Chaque lecteur réagit à l’histoire qu’il lit avec sa propre sensibilité. Il adhère ou pas à l’histoire imaginée par l’auteur. Mais, il suffit d’un mot pour que la magie opère. Pour jouer le jeu, sans vouloir expliquer mon texte, voici quelques remarques suite aux commentaires des jurés.
Chacun l’a bien compris, la Tour Eiffel est le fil conducteur de mon histoire, Gustave Eiffel n’apparait que dans les dires de Charles-Henri. La première et la dernière fois, c’est bien la construction de la tour, Charles-Henri le dit clairement à Lison. Cette tour est unique encore aujourd’hui, avec quelques copies de par le monde.
Une histoire d’amour peut-elle être originale ? N’est-ce pas toujours un peu la même chose. Un couple s’aime et se déchire. L’originalité vient du style et du contexte. J’ai écrit cette histoire comme un film par une succession de tableaux. Des tranches de vie, dans un décor fin XIXème abritant les amours d’une midinette et d’un jeune dandy héritier d’une famille d’industriels. Une histoire d’amour, mais aussi une étude des mœurs de l’époque.
A part les personnages et un lieu fictif, tout est exact de la maison de couture aux sociétés de Chemin de Fer, en passant par la construction de la tour, certaines personnalités, et les articles des journaux, pardon, des gazettes de l’époque.
Pour créer cette ambiance, en évitant des termes trop modernes, j’ai essayé d’employer un ton et des expressions plongeant les lecteurs cent cinquante ans en arrière.

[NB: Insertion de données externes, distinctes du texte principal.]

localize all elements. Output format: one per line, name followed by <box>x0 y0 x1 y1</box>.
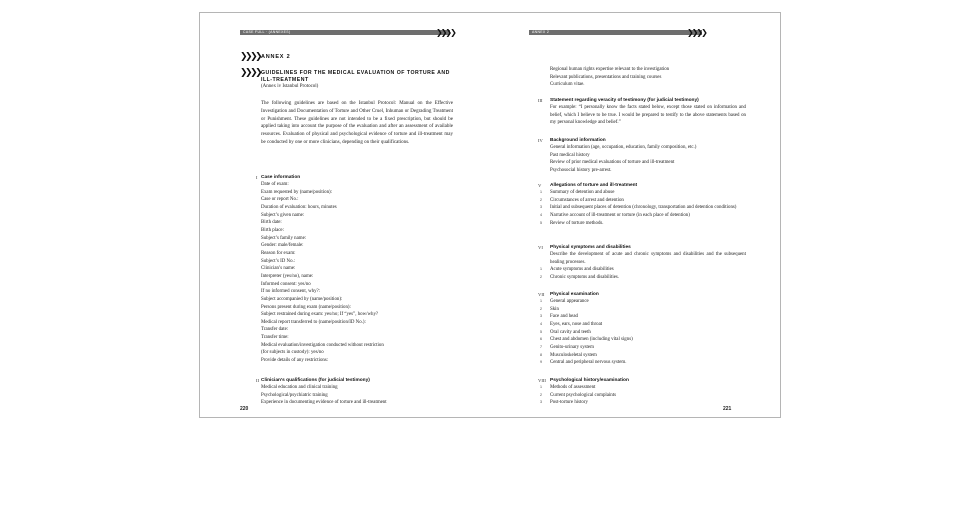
symptoms-description: Describe the development of acute and chronic symptoms and disabilities and the subsequent healing processes. <box>550 252 746 265</box>
list-item: Review of prior medical evaluations of torture and ill-treatment <box>550 160 675 166</box>
page-number-right: 221 <box>723 406 732 412</box>
section-number: IV <box>538 138 543 143</box>
item-text: Oral cavity and teeth <box>550 329 591 335</box>
item-text: Acute symptoms and disabilities <box>550 267 614 273</box>
section-physical-symptoms <box>538 244 746 282</box>
list-item: Case or report No.: <box>261 197 299 203</box>
item-number: 6 <box>540 337 542 342</box>
list-item <box>540 399 629 407</box>
section-title: Physical symptoms and disabilities <box>550 245 631 250</box>
item-number: 3 <box>540 400 542 405</box>
section-number: I <box>256 175 258 180</box>
item-text: Chest and abdomen (including vital signs) <box>550 337 633 343</box>
section-number: II <box>256 378 260 383</box>
list-item <box>540 266 746 274</box>
veracity-statement: For example: “I personally know the facts stated below, except those stated on information and belief, which I believe to be true. I would be prepared to testify to the above statements based on my personal knowledge and belief.” <box>550 105 746 126</box>
item-number: 2 <box>540 197 542 202</box>
symptoms-list <box>540 266 746 281</box>
list-item: Relevant publications, presentations and training courses <box>550 74 662 80</box>
list-item <box>540 352 633 360</box>
item-text: Current psychological complaints <box>550 392 617 398</box>
list-item: Gender: male/female: <box>261 243 304 249</box>
item-number: 9 <box>540 360 542 365</box>
right-page <box>491 13 782 417</box>
item-number: 5 <box>540 220 542 225</box>
list-item <box>540 392 629 400</box>
list-item <box>540 336 633 344</box>
list-item <box>540 274 746 282</box>
section-title: Allegations of torture and ill-treatment <box>550 183 638 188</box>
section-background <box>538 137 697 175</box>
list-item: Exam requested by (name/position): <box>261 189 333 195</box>
item-number: 1 <box>540 299 542 303</box>
list-item: Subject accompanied by (name/position): <box>261 296 343 302</box>
section-title: Statement regarding veracity of testimony (for judicial testimony) <box>550 98 699 103</box>
intro-paragraph: The following guidelines are based on the Istanbul Protocol: Manual on the Effective Investigation and Documentation of Torture and Other Cruel, Inhuman or Degrading Treatment or Punishment. These guidelines are not intended to be a fixed prescription, but should be applied taking into account the purpose of the evaluation and after an assessment of available resources. Evaluation of physical and psychological evidence of torture and ill-treatment may be conducted by one or more clinicians, depending on their qualifications. <box>261 101 453 145</box>
item-number: 1 <box>540 267 542 272</box>
book-spread <box>199 12 781 418</box>
background-list <box>550 144 696 175</box>
list-item: Transfer date: <box>261 327 289 333</box>
list-item: Medical evaluation/investigation conducted without restriction <box>261 342 384 348</box>
section-title: Case information <box>261 175 301 180</box>
list-item <box>540 384 629 392</box>
list-item: Subject’s given name: <box>261 212 305 218</box>
item-text: Genito-urinary system <box>550 344 594 350</box>
list-item: Psychological/psychiatric training <box>261 392 328 398</box>
item-number: 3 <box>540 205 542 210</box>
list-item: Interpreter (yes/no), name: <box>261 273 314 279</box>
item-text: Eyes, ears, nose and throat <box>550 321 603 327</box>
item-text: Summary of detention and abuse <box>550 190 615 195</box>
section-allegations <box>538 182 746 227</box>
section-heading <box>538 97 746 104</box>
left-page <box>200 13 491 417</box>
list-item <box>540 220 746 228</box>
section-heading <box>538 244 746 251</box>
item-text: Post-torture history <box>550 400 588 406</box>
section-heading <box>538 137 696 144</box>
list-item <box>540 344 633 352</box>
section-heading <box>256 377 387 384</box>
item-text: Musculoskeletal system <box>550 352 597 358</box>
list-item <box>540 212 746 220</box>
item-number: 4 <box>540 212 542 217</box>
item-text: Review of torture methods. <box>550 220 604 226</box>
list-item: If no informed consent, why?: <box>261 289 321 295</box>
chevrons-icon: ❯❯❯❯ <box>240 68 261 78</box>
list-item: Reason for exam: <box>261 250 296 256</box>
item-number: 8 <box>540 352 542 357</box>
item-text: Central and peripheral nervous system. <box>550 360 627 366</box>
section-heading <box>538 291 633 298</box>
list-item: Medical education and clinical training <box>261 385 338 390</box>
list-item: Birth place: <box>261 227 284 233</box>
document-subtitle: (Annex iv Istanbul Protocol) <box>261 84 319 89</box>
qualifications-list <box>261 384 387 407</box>
section-heading <box>256 174 384 181</box>
list-item: Curriculum vitae. <box>550 82 585 88</box>
item-text: Skin <box>550 306 559 312</box>
list-item: Past medical history <box>550 152 590 158</box>
section-physical-examination <box>538 291 633 367</box>
section-number: VII <box>538 292 545 297</box>
item-number: 2 <box>540 306 542 311</box>
list-item: Medical report transferred to (name/position/ID No.): <box>261 319 366 325</box>
item-number: 1 <box>540 190 542 194</box>
item-text: Initial and subsequent places of detention (chronology, transportation and detention conditions) <box>550 205 737 211</box>
section-number: V <box>538 183 542 188</box>
list-item: Clinician’s name: <box>261 266 296 272</box>
list-item: Subject restrained during exam: yes/no; If “yes”, how/why? <box>261 312 379 318</box>
list-item <box>540 298 633 306</box>
section-title: Background information <box>550 138 606 143</box>
item-text: Circumstances of arrest and detention <box>550 197 624 203</box>
section-clinician-qualifications <box>256 377 387 407</box>
list-item: Experience in documenting evidence of torture and ill-treatment <box>261 400 387 406</box>
list-item: Persons present during exam (name/position): <box>261 304 351 310</box>
running-head-right: ANNEX 2 <box>529 30 702 35</box>
list-item <box>540 313 633 321</box>
annex-heading: ANNEX 2 <box>261 54 291 60</box>
list-item <box>540 329 633 337</box>
item-number: 1 <box>540 385 542 389</box>
item-text: Methods of assessment <box>550 385 596 390</box>
chevrons-icon: ❯❯❯❯ <box>687 28 706 37</box>
section-veracity <box>538 97 746 127</box>
qualifications-continued-list <box>550 66 669 89</box>
section-psychological-history <box>538 377 629 407</box>
item-number: 3 <box>540 314 542 319</box>
list-item: Subject’s family name: <box>261 235 307 241</box>
list-item: (for subjects in custody): yes/no <box>261 350 324 356</box>
list-item: Date of exam: <box>261 182 289 187</box>
item-number: 4 <box>540 321 542 326</box>
item-text: Narrative account of ill-treatment or torture (in each place of detention) <box>550 212 690 218</box>
physical-exam-list <box>540 298 633 367</box>
section-heading <box>538 377 629 384</box>
item-number: 2 <box>540 392 542 397</box>
allegations-list <box>540 189 746 227</box>
running-head-left: CASE FULL · (ANNEXES) <box>240 30 450 35</box>
item-text: Chronic symptoms and disabilities. <box>550 274 620 280</box>
list-item: Subject’s ID No.: <box>261 258 296 264</box>
section-case-information <box>256 174 384 365</box>
section-number: VI <box>538 245 543 250</box>
section-number: VIII <box>538 378 546 383</box>
psychological-list <box>540 384 629 407</box>
item-number: 2 <box>540 274 542 279</box>
section-heading <box>538 182 746 189</box>
list-item <box>540 306 633 314</box>
case-information-list <box>261 181 384 365</box>
item-number: 7 <box>540 344 542 349</box>
chevrons-icon: ❯❯❯❯ <box>240 52 261 62</box>
list-item <box>540 321 633 329</box>
list-item: Regional human rights expertise relevant to the investigation <box>550 67 670 72</box>
section-title: Physical examination <box>550 292 599 297</box>
section-title: Psychological history/examination <box>550 378 629 383</box>
section-number: III <box>538 98 543 103</box>
chevrons-icon: ❯❯❯❯ <box>436 28 455 37</box>
list-item: Provide details of any restrictions: <box>261 358 329 364</box>
list-item: Psychosocial history pre-arrest. <box>550 167 612 173</box>
list-item <box>540 204 746 212</box>
item-number: 5 <box>540 329 542 334</box>
list-item: Duration of evaluation: hours, minutes <box>261 204 337 210</box>
document-title: GUIDELINES FOR THE MEDICAL EVALUATION OF TORTURE AND ILL-TREATMENT <box>261 70 450 83</box>
list-item <box>540 189 746 197</box>
list-item <box>540 359 633 367</box>
item-text: General appearance <box>550 299 589 304</box>
list-item: Transfer time: <box>261 335 289 341</box>
item-text: Face and head <box>550 314 578 320</box>
list-item <box>540 197 746 205</box>
list-item: Birth date: <box>261 220 282 226</box>
list-item: Informed consent: yes/no <box>261 281 311 287</box>
list-item: General information (age, occupation, education, family composition, etc.) <box>550 145 697 150</box>
page-number-left: 220 <box>240 406 249 412</box>
section-title: Clinician’s qualifications (for judicial testimony) <box>261 378 370 383</box>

Je commence souvent par écrire la fin, ce que retient le lecteur. Adepte des happy end, j’ai préféré celle-ci plus réaliste. Le terme du juré 6 est très juste, une fin douce-amère, mais elle n’est pas triste.
La condition des femmes n’est pas celle d’aujourd’hui. Lison l’accepte, elle est heureuse avec ses enfants et un mari qu’elle aime sincèrement. Juste la nostalgie de sa jeunesse. Charles-Henri est aussi une victime, sa mère a négocié son épouse, pour son « bien », il n’a pas eu le choix d’aimer selon son cœur. Sa femme lui a donné des enfants, mais il va au bordel chercher un peu de chaleur humaine.
Drôle de mœurs. C’était la France de la troisième République.